29  

— Владимир Иванович, вам не кажется, что будет правильнее, если победит Андрюшка? Тем более что он действительно лучше играет?

— Здрасьте приехали, ты хочешь, чтобы ребенок окончательно зазнался? Это непедагогично.

Он взял ее за руку и повел из кухни. Почти потащил. Рука у нее была прохладная, она не сопротивлялась, и Владимир решил — что-то задумала.

Наташка действительно планировала саботаж. Если без конца ошибаться и портить ему игру, может, столь решительно настроенный победить сына, он от нее отстанет? Смотрел на нее целый вечер, просто беспардонно изучал, как бабочку, как какую-нибудь инфузорию-туфельку под микроскопом. На Наташку никто никогда так не смотрел, и от этого было неуютно. Первый раз в доме Сокольских ей было неуютно.

На нее смотрели по-разному. Тогда, семь лет назад, — с ненавистью и злобной радостью. С жалостью — чуть позже, когда ее доставили в районную больницу с переломами, ушибами, изуродованным лицом и слипшимися от крови волосами.

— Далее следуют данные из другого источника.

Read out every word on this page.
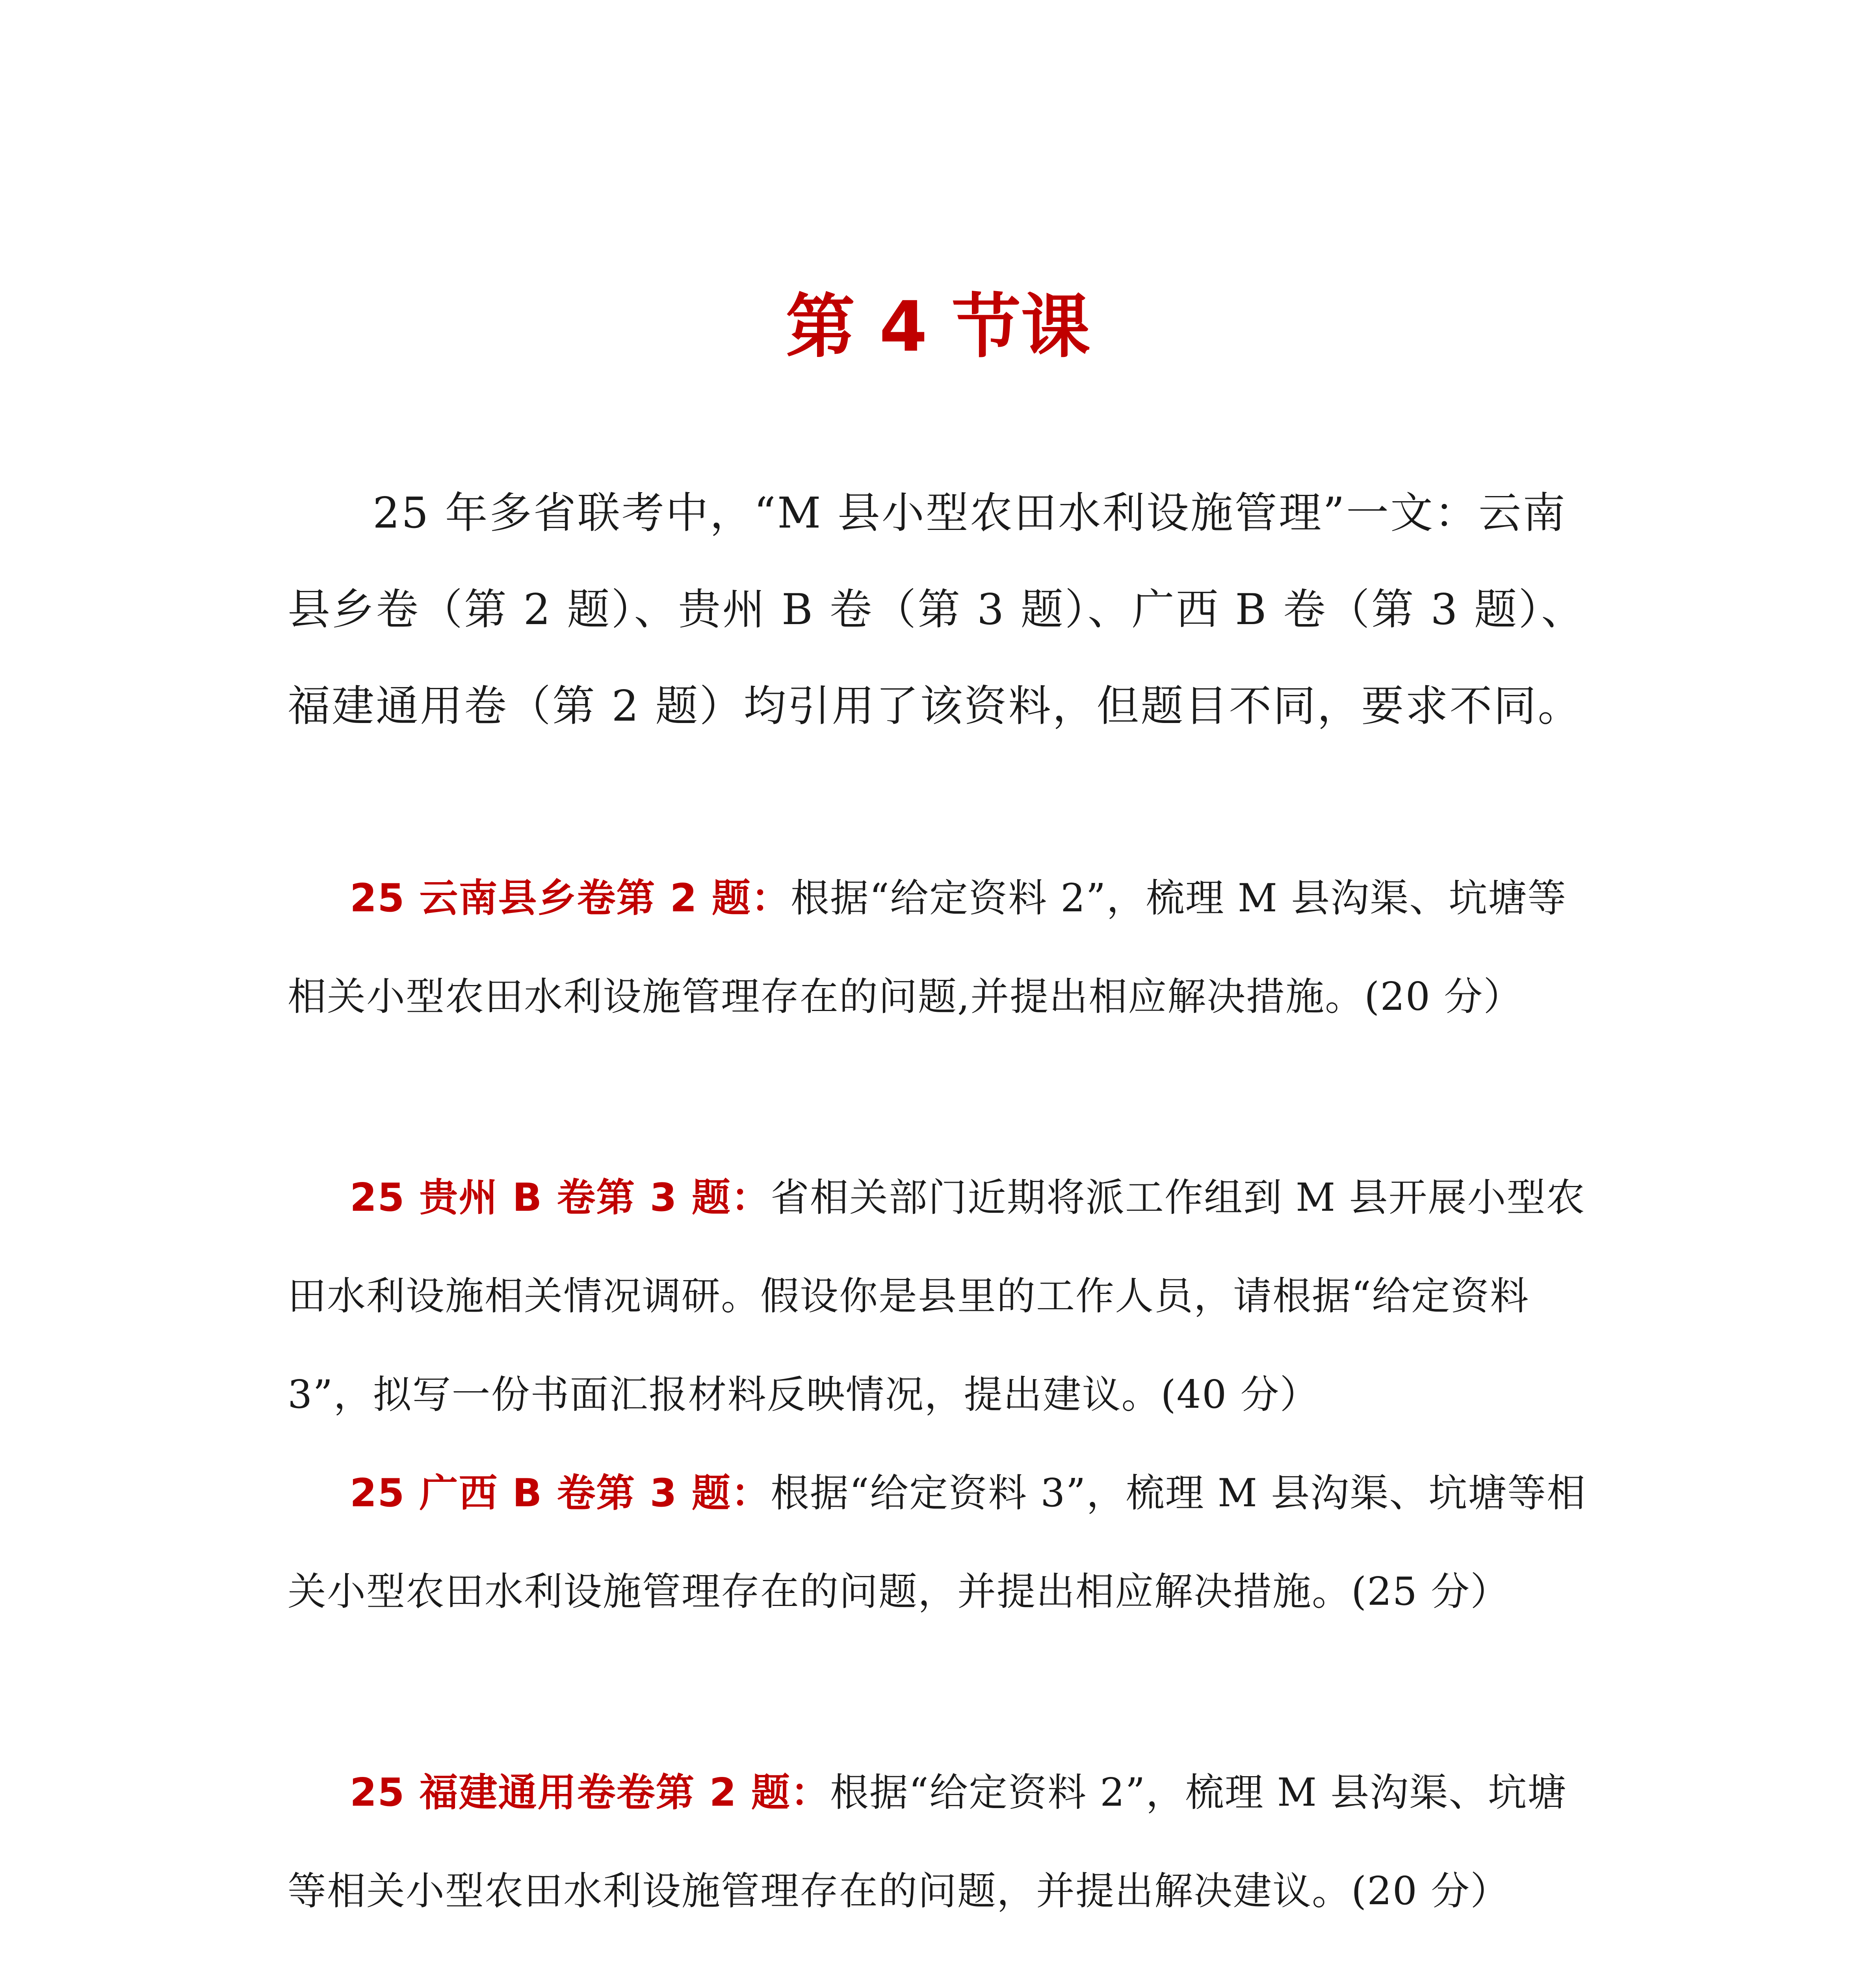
第 4 节课

25 年多省联考中，“M 县小型农田水利设施管理”一文：云南县乡卷（第 2 题）、贵州 B 卷（第 3 题）、广西 B 卷（第 3 题）、福建通用卷（第 2 题）均引用了该资料，但题目不同，要求不同。

25 云南县乡卷第 2 题：根据“给定资料 2”，梳理 M 县沟渠、坑塘等相关小型农田水利设施管理存在的问题,并提出相应解决措施。(20 分）

25 贵州 B 卷第 3 题：省相关部门近期将派工作组到 M 县开展小型农田水利设施相关情况调研。假设你是县里的工作人员，请根据“给定资料 3”，拟写一份书面汇报材料反映情况，提出建议。(40 分）

25 广西 B 卷第 3 题：根据“给定资料 3”，梳理 M 县沟渠、坑塘等相关小型农田水利设施管理存在的问题，并提出相应解决措施。(25 分）

25 福建通用卷卷第 2 题：根据“给定资料 2”，梳理 M 县沟渠、坑塘等相关小型农田水利设施管理存在的问题，并提出解决建议。(20 分）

С презрением и брезгливостью — неделю назад, в больнице, когда обозвали бомжом. На обеих работах, когда она в синем халате шестьдесят последнего размера, в старушечьем платочке мыла полы, смотрели как на вызывающее бешенство своей тупостью животное. В этом непревзойденным специалистом был Маратик, он вообще на нее смотрел иначе только тогда, когда хотел… ну, чтобы она исполнила свой супружеский долг. В общем, он смотрел на нее так, как будто она ему должна, причем по гроб жизни. А Владимир Иванович ее изучал. Изволил заинтересоваться. Неуютно.

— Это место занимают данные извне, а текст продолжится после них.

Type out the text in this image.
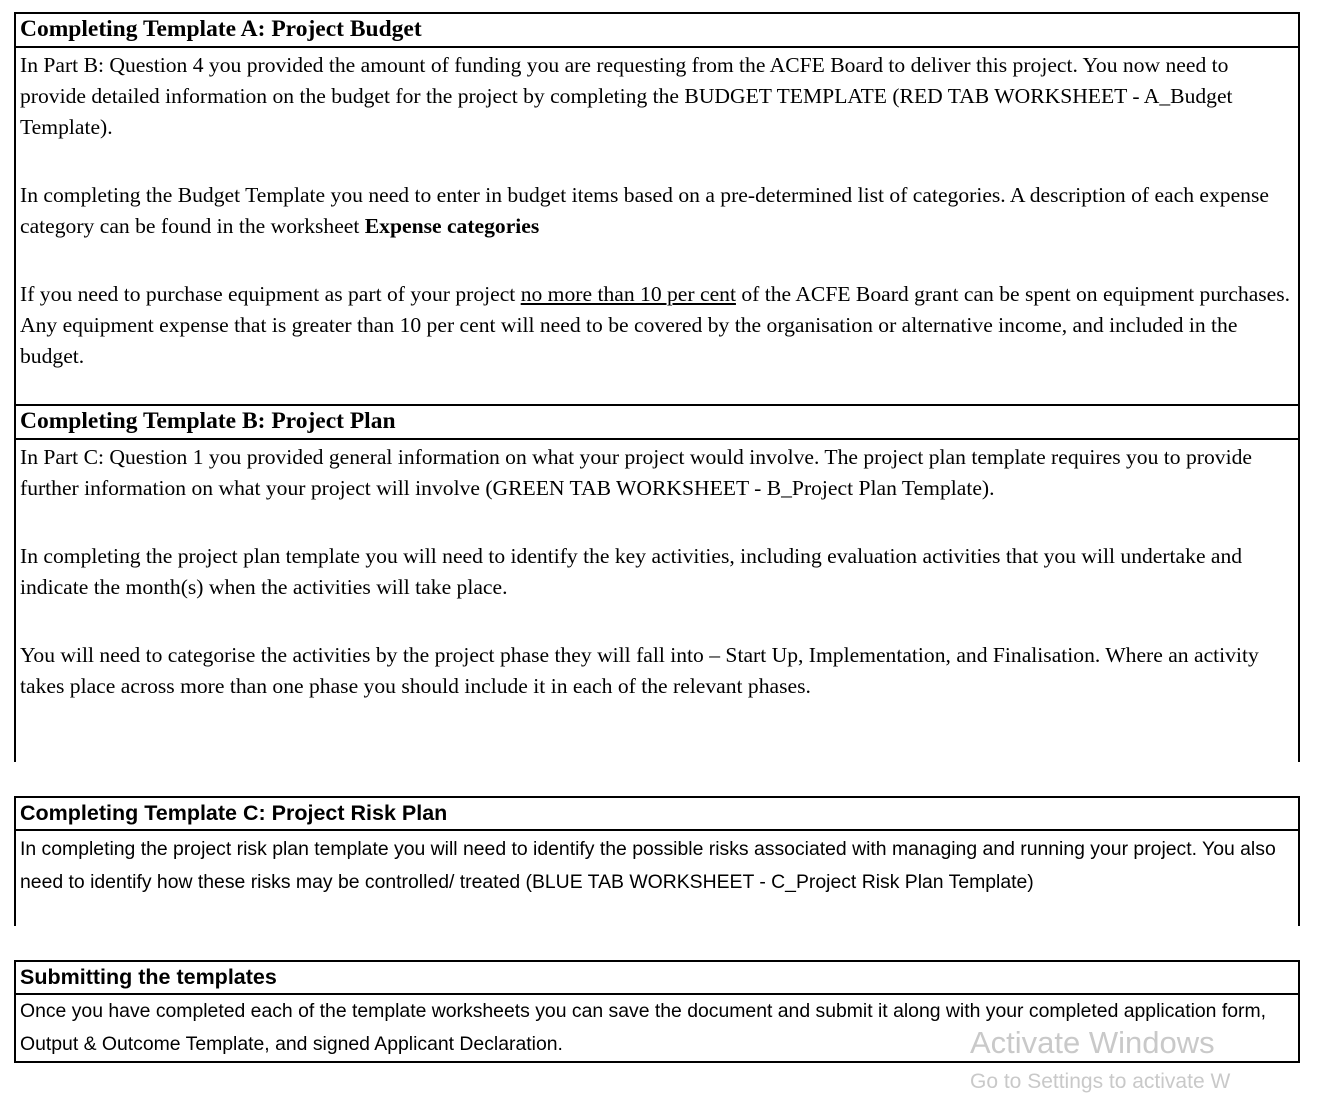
Completing Template A: Project Budget

In Part B: Question 4 you provided the amount of funding you are requesting from the ACFE Board to deliver this project. You now need to provide detailed information on the budget for the project by completing the BUDGET TEMPLATE (RED TAB WORKSHEET - A_Budget Template).

In completing the Budget Template you need to enter in budget items based on a pre-determined list of categories. A description of each expense category can be found in the worksheet Expense categories

If you need to purchase equipment as part of your project no more than 10 per cent of the ACFE Board grant can be spent on equipment purchases. Any equipment expense that is greater than 10 per cent will need to be covered by the organisation or alternative income, and included in the budget.

Completing Template B: Project Plan

In Part C: Question 1 you provided general information on what your project would involve. The project plan template requires you to provide further information on what your project will involve (GREEN TAB WORKSHEET - B_Project Plan Template).

In completing the project plan template you will need to identify the key activities, including evaluation activities that you will undertake and indicate the month(s) when the activities will take place.

You will need to categorise the activities by the project phase they will fall into – Start Up, Implementation, and Finalisation. Where an activity takes place across more than one phase you should include it in each of the relevant phases.

Completing Template C: Project Risk Plan

In completing the project risk plan template you will need to identify the possible risks associated with managing and running your project. You also need to identify how these risks may be controlled/ treated (BLUE TAB WORKSHEET - C_Project Risk Plan Template)

Submitting the templates

Once you have completed each of the template worksheets you can save the document and submit it along with your completed application form, Output & Outcome Template, and signed Applicant Declaration.	Activate Windows
Go to Settings to activate W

Предложение поиграть по сети Андрюшка воспринял с восторгом. Сразу сказал, что третий компьютер не нужен, Наташа еще не совсем освоилась, лучше он ее в процессе потренирует. А с папой он пободается охотно, папа — соперник достойный.

Наташка, исполненная молчаливой благодарности, устроилась рядом с ребенком, Владимир взял ноутбук. Он поймал себя на мысли, что слегка обижен на сына за то, что тот усадил Наташку с собой. Гораздо интереснее было бы, если бы она сидела рядом с ним. Владимир давно для себя сформулировал первое правило Казановы: флирт гораздо легче начать, когда оба, и субъект, и объект, заняты одним делом. В процессе можно невзначай касаться рук, можно сделать вид, что просто умираешь от смеха, и уткнуться лбом в плечо — в общем, перейти на новую ступень, тактильную. Увы, сейчас Наташка вовсю касалась не его, а Андрюшки.

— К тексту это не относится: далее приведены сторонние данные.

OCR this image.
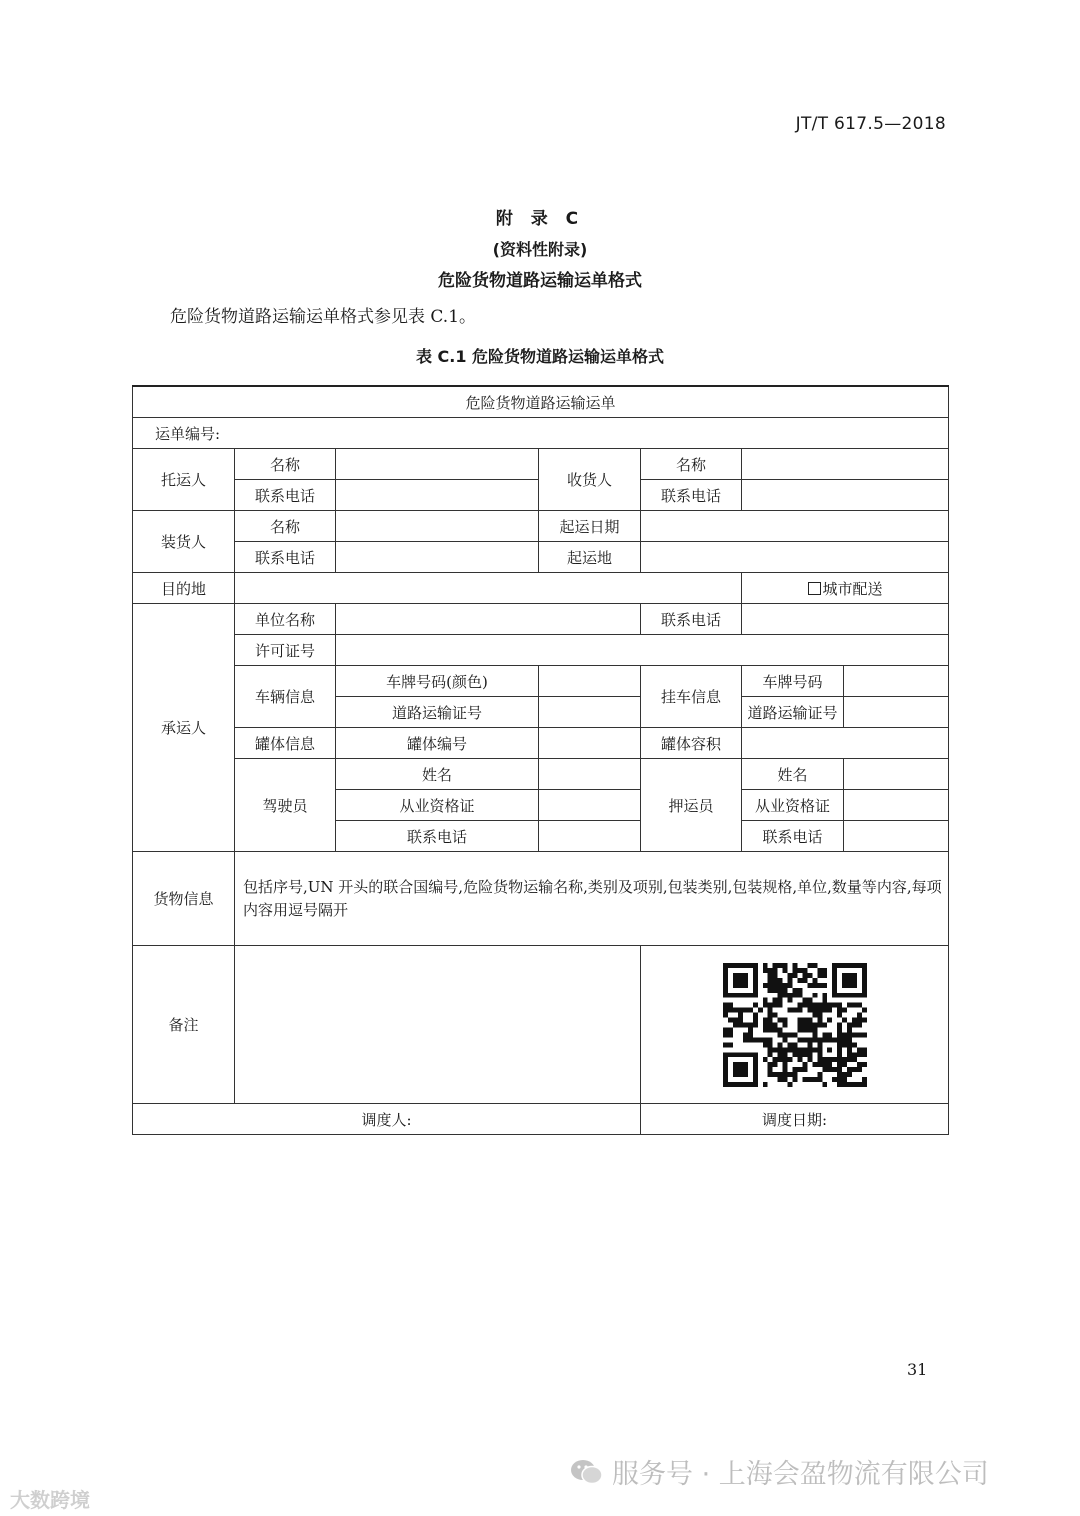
JT/T 617.5—2018
附 录 C
(资料性附录)
危险货物道路运输运单格式
危险货物道路运输运单格式参见表 C.1。
表 C.1 危险货物道路运输运单格式
危险货物道路运输运单						
运单编号:						
托运人	名称		收货人	名称		
	联系电话			联系电话		
装货人	名称		起运日期			
	联系电话		起运地			
目的地					城市配送	
承运人	单位名称			联系电话		
	许可证号					
	车辆信息	车牌号码(颜色)		挂车信息	车牌号码	
		道路运输证号			道路运输证号	
	罐体信息	罐体编号		罐体容积		
	驾驶员	姓名		押运员	姓名	
		从业资格证			从业资格证	
		联系电话			联系电话	
货物信息	包括序号,UN 开头的联合国编号,危险货物运输名称,类别及项别,包装类别,包装规格,单位,数量等内容,每项内容用逗号隔开					
备注		

调度人:				调度日期:		
31
大数跨境
服务号 · 上海会盈物流有限公司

Счет за час оказался разгромным: семь-два. В пылу сражения они, конечно, не услышали, что приехала Людмила, не услышали, как она вошла, вернее, остановилась на пороге комнаты. Сколько она стояла молча, Владимир не знал, но почувствовал себя школьником, которого за проделками поймал завуч. Ему вдруг показалось, что все его неправильные мысли написаны у него на лице. Прямо на лбу. Крупным жирным шрифтом. Сын в очередной раз радостно взвизгнул, прикончив зазевавшегося противника, оторвал взгляд от монитора и увидел маму.

— Ой, мамочка, а мы тут играем, я папу в восьмой раз уже победил, а он меня только два, представляешь?!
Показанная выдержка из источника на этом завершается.